Associazionismo è politica
Cosa vuol dire associazionismo? È un tema di cui non si parla troppo, nonostante sia molto interessante notare la quantità di associazioni no profit presenti sul territorio italiano. Questo discorso è venuto alla luce quando, con il ritorno di Enrico Letta alla segreteria del PD, sembrava essere tornata sul tavolo politico anche la questione del voto ai 16enni, i cui argomenti contrari orbitavano intorno ad una domanda, con una risposta già bell’e pronta evidentemente: “ma i 16enni si interessano di politica?”. La risposta era, appunto, implicitamente no: troppo poco “maturi” per esprimere un’opinione politica.
Per fortuna, a smentire questi pregiudizi ci pensano gli stessi giovani. Sono loro a prendersi gli spazi sociali che non gli vengono concessi, attraverso, appunto, delle associazioni. Perché fare associazionismo è già fare politica: avere a cuore gli interessi del proprio territorio, creare reti sociali intergenerazionali, preservare il proprio patrimonio artistico e culturale sono tutti rami dello stesso albero che, seppur spogliato delle sue intenzioni politiche, ne conserva comunque l’essenza.
L’associazionismo e il servizio civile dei giovani
Oggi in Italia si discute anche di Terzo settore, ossia «quell’insieme di enti privati che, senza scopo di lucro, perseguono finalità civiche, solidaristiche e di utilità sociale e che, in attuazione del principio di sussidiarietà, promuovono e realizzano attività di interesse generale attraverso il volontariato, la mutualità o la produzione e lo scambio di beni e servizi». Si legge questo nel volume “Dalla parte del Terzo settore. La riforma letta dai suoi protagonisti”, scritto da Antonio Fici e altri autori, pubblicato nel 2020. I dati dell’associazionismo, nucleo centrale del Terzo settore, sono fiduciosi: secondo l’ultimo aggiornamento del Censimento permanente delle istituzioni non profit dell’Istat, al 31 dicembre del 2018 in Italia le organizzazioni erano quasi 360mila mentre i volontari salgono a 5,5 milioni. Rispetto al 2001 vi è una crescita del 50%- che non è poco- anche e soprattutto nel Mezzogiorno, fino ad ora in “svantaggio” rispetto al numero di associazioni presenti nel Nord Italia.
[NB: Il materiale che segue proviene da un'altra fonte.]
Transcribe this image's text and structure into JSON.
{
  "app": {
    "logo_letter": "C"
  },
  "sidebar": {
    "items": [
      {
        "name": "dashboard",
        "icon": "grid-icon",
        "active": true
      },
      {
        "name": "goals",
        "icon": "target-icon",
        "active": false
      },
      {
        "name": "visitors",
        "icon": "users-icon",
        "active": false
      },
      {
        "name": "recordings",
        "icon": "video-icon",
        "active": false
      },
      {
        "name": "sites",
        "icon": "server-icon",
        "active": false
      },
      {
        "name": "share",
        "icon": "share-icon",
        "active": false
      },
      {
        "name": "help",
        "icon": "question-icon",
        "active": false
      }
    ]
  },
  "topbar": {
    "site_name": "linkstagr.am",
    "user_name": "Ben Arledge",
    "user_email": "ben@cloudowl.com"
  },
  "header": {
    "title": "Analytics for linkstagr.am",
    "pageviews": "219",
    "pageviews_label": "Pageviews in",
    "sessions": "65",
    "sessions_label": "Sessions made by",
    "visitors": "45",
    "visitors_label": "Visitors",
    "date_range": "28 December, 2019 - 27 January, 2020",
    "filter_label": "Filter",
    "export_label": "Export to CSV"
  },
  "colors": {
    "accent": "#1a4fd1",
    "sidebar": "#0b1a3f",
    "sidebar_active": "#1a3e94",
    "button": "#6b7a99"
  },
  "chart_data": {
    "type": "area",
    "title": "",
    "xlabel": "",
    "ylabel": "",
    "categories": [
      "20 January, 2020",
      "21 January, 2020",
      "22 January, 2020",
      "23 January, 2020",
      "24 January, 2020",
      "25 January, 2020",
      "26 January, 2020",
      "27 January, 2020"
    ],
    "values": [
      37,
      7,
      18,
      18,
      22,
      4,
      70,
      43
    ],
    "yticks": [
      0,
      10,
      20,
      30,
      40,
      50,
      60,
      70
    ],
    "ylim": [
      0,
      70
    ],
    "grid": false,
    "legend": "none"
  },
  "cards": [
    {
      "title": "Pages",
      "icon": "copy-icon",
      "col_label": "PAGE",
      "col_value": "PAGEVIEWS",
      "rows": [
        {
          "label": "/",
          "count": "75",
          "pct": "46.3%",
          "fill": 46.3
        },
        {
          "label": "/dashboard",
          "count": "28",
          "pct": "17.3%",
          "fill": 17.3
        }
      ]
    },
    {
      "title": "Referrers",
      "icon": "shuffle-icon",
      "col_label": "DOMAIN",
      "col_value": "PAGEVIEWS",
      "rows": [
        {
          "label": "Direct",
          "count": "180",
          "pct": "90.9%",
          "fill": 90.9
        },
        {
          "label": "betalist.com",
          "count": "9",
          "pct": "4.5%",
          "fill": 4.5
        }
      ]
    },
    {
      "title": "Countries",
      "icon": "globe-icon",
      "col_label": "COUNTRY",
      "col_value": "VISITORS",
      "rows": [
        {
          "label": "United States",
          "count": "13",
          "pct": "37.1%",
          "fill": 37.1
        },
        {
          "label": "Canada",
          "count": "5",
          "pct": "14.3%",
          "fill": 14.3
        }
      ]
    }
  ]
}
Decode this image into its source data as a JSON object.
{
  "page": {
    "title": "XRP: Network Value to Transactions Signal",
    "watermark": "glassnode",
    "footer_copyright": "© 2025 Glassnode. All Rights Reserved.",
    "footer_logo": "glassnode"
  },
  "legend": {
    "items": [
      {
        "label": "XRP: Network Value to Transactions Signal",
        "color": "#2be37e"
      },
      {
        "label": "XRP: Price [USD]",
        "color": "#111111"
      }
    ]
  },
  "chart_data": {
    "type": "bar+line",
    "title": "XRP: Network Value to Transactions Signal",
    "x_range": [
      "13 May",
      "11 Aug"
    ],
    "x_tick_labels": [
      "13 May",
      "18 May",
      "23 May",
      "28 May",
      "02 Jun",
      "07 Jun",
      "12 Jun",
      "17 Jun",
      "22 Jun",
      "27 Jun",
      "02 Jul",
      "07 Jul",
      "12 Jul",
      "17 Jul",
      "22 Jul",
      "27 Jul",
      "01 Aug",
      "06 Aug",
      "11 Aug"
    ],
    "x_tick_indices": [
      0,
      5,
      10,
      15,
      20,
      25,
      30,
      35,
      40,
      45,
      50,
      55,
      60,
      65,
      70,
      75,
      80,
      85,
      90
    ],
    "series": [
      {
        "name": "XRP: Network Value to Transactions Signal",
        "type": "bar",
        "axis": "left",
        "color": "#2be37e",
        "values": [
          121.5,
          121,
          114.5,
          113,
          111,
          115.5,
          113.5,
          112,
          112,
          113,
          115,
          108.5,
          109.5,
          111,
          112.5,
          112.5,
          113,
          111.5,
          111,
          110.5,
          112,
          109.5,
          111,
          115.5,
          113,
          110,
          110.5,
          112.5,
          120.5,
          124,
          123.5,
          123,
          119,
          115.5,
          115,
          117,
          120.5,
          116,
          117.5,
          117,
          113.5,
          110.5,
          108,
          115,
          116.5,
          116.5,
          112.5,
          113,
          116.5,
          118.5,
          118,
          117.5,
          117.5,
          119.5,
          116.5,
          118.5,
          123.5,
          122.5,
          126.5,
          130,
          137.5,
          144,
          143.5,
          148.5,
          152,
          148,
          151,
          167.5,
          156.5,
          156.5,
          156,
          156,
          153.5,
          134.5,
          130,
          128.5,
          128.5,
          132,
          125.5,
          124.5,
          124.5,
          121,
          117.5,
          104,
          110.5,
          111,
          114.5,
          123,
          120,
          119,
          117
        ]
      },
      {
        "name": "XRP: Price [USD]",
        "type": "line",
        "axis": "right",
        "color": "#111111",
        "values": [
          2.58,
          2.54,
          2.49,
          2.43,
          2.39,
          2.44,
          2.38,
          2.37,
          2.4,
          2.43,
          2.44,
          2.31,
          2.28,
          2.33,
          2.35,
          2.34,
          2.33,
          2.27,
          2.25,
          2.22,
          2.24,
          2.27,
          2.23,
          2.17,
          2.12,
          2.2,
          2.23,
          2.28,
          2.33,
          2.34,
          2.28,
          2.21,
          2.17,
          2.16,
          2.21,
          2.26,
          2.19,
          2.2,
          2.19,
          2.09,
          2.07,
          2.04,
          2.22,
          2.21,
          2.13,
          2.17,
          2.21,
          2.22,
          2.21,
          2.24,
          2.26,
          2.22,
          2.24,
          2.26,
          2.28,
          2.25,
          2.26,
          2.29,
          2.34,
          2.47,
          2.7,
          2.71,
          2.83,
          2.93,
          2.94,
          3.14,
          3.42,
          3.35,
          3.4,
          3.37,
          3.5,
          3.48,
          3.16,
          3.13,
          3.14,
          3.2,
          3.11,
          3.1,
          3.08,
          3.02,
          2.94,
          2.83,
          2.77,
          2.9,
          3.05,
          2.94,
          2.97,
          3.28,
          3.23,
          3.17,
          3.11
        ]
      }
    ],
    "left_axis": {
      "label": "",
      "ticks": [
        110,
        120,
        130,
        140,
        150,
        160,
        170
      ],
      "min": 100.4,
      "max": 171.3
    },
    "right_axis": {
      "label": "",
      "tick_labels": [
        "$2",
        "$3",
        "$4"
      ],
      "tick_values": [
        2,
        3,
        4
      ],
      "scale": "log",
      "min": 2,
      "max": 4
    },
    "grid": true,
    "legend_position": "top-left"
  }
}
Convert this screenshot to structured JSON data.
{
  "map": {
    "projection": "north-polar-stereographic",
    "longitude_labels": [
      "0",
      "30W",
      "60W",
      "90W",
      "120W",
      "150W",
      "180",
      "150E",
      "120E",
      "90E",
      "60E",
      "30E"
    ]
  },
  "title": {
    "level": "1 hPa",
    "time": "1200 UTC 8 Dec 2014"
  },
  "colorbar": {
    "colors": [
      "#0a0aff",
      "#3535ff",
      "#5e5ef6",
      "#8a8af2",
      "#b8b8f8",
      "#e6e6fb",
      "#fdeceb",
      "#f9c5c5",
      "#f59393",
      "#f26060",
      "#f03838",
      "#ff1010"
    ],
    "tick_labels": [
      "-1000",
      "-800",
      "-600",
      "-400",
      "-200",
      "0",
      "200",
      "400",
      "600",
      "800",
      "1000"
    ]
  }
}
Con la riforma del Terzo settore viene istituito il servizio civile universale, finalizzato alla «difesa non armata e non violenta della Patria, all’educazione alla pace tra i popoli, nonché alla promozione dei valori fondativi della Repubblica». Il testo di riforma (decreto legislativo 6 marzo 2017, n. 40) dispone dunque, in primo luogo, l’istituzione del servizio civile “universale” (nella precedente normativa il riferimento era al servizio civile “nazionale”).
Nell’ultimo anno le richieste per il servizio civile sono state molte, calcolando anche il requisito anagrafico: il target di riferimento oscilla, infatti, tra i 18 e i 29 anni quindi obbligatoriamente giovani e giovanissimi. Sia il servizio civile, svolto all’interno di enti e associazioni, sia l’associazionismo no profit hanno come principio fondamentale il valore della solidarietà, che si plasma in base alle attività da svolgere.
Questi dati non solo sfatano il mito che vuole i giovani pigri, immobili e svogliati– che è di per sè una grande menzogna- ma il fatto che le attività svolte facciano parte del mondo del volontariato, in cui non si percepisce denaro, sottolinea anche la volontà e l’impegno dei giovani d’oggi nel voler mettersi al servizio del bene comune. Un esempio lampante riguarda proprie le attività svolte durante la pandemia, in cui associazioni presenti sul territorio italiano, tra cui la protezione civile, si sono messe in gioco per consentire la distribuzione del cibo agli anziani o a chi, avendo difficoltà di varia natura, non avrebbe potuto procurarsi beni di prima necessità.
Si potrebbero fare mille esempi ma ciò che è importante è continuare a dare risalto ai volontari o a tutti quelli che, attraverso l’associazione e, quindi, la partecipazione, riescono a mantenere saldi i valori fondanti di una comunità. Dopotutto, ricordiamo che, come aveva già profetizzato Giorgio Gaber: «Libertà non è star sopra un albero […] è partecipazione».